Dr Romano and the highly commended awardees were acknowledged at a function following the Divisional Leaders Forum.
From left: Professor Simone Marshall, highly commended awardees Dr Fairleigh Gilmour and Dr Dan Osland, award winner Dr Tessa Romano and Pro-Vice-Chancellor Humanities, Professor Jessica Palmer (award recipient Associate Professor David Ciccoricco was unable to attend).
“I feel incredibly honoured and humbled to receive this award. I hope that many of the Otago University staff see themselves in this honour, as there is so much I have learned from my colleagues here and from many others throughout the country,” Dr Romano says.
“I should start with all my colleagues within Te Kāhui Tau, particularly Terence Dennis, Anna Leese, and Tom McGrath who bring our voice studio to life. Also, I think of all my colleagues in the New Zealand Association of Teachers of Singing, Dr Karyn Paringatai in Te Tumu, and Dr Te Oti Rakena at the University of Auckland.”
Dr Romano, who describes themself as a “continuous learner”, feels indebted to their students in receiving this award.

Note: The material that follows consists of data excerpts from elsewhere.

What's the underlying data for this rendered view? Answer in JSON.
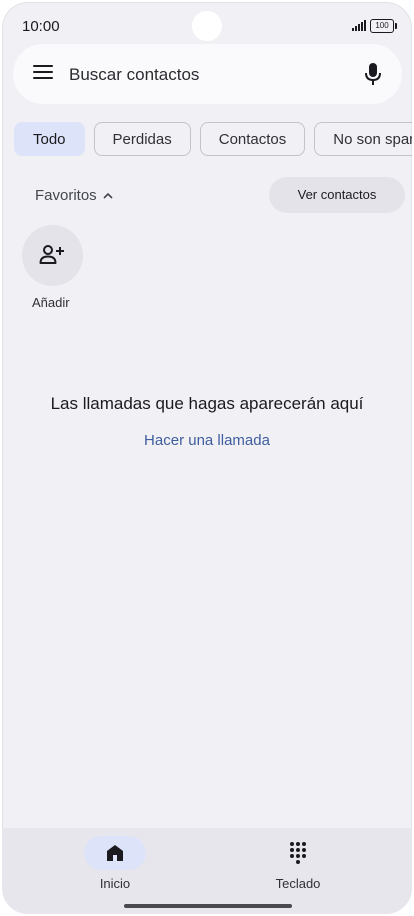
{
  "status_bar": {
    "time": "10:00",
    "battery": "100"
  },
  "search": {
    "placeholder": "Buscar contactos",
    "menu_icon": "menu-icon",
    "mic_icon": "mic-icon"
  },
  "chips": [
    {
      "label": "Todo",
      "active": true
    },
    {
      "label": "Perdidas",
      "active": false
    },
    {
      "label": "Contactos",
      "active": false
    },
    {
      "label": "No son spam",
      "active": false
    }
  ],
  "favorites": {
    "title": "Favoritos",
    "view_contacts": "Ver contactos",
    "add_label": "Añadir"
  },
  "empty_state": {
    "message": "Las llamadas que hagas aparecerán aquí",
    "action": "Hacer una llamada"
  },
  "bottom_nav": [
    {
      "label": "Inicio",
      "icon": "home-icon",
      "active": true
    },
    {
      "label": "Teclado",
      "icon": "dialpad-icon",
      "active": false
    }
  ],
  "colors": {
    "background": "#f1f0f5",
    "accent_chip": "#dde3f8",
    "link": "#3f5e9d"
  }
}
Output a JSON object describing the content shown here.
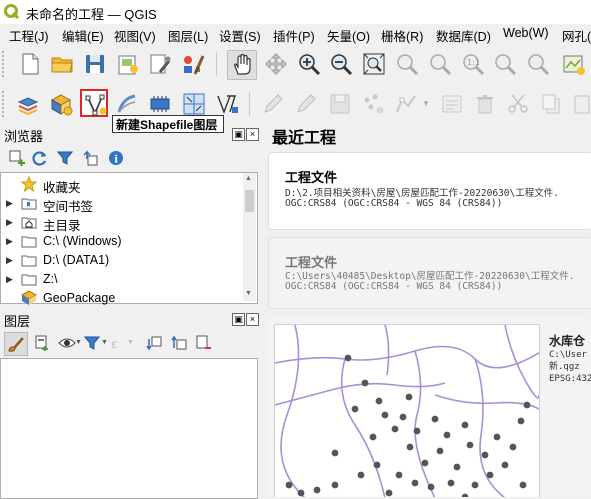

“I have learned as much from them as they have from me, if not more. It certainly 'takes a village'.
“An equally important value to me is place-based teaching, which here means acknowledging my status as Tauiwi and Tangata Tīriti and thereby understanding how my discipline and my teaching of this discipline is affected by, and impacts within, Aotearoa.
“Acknowledging identity and connecting diverse identities to curricula is also very important to me.”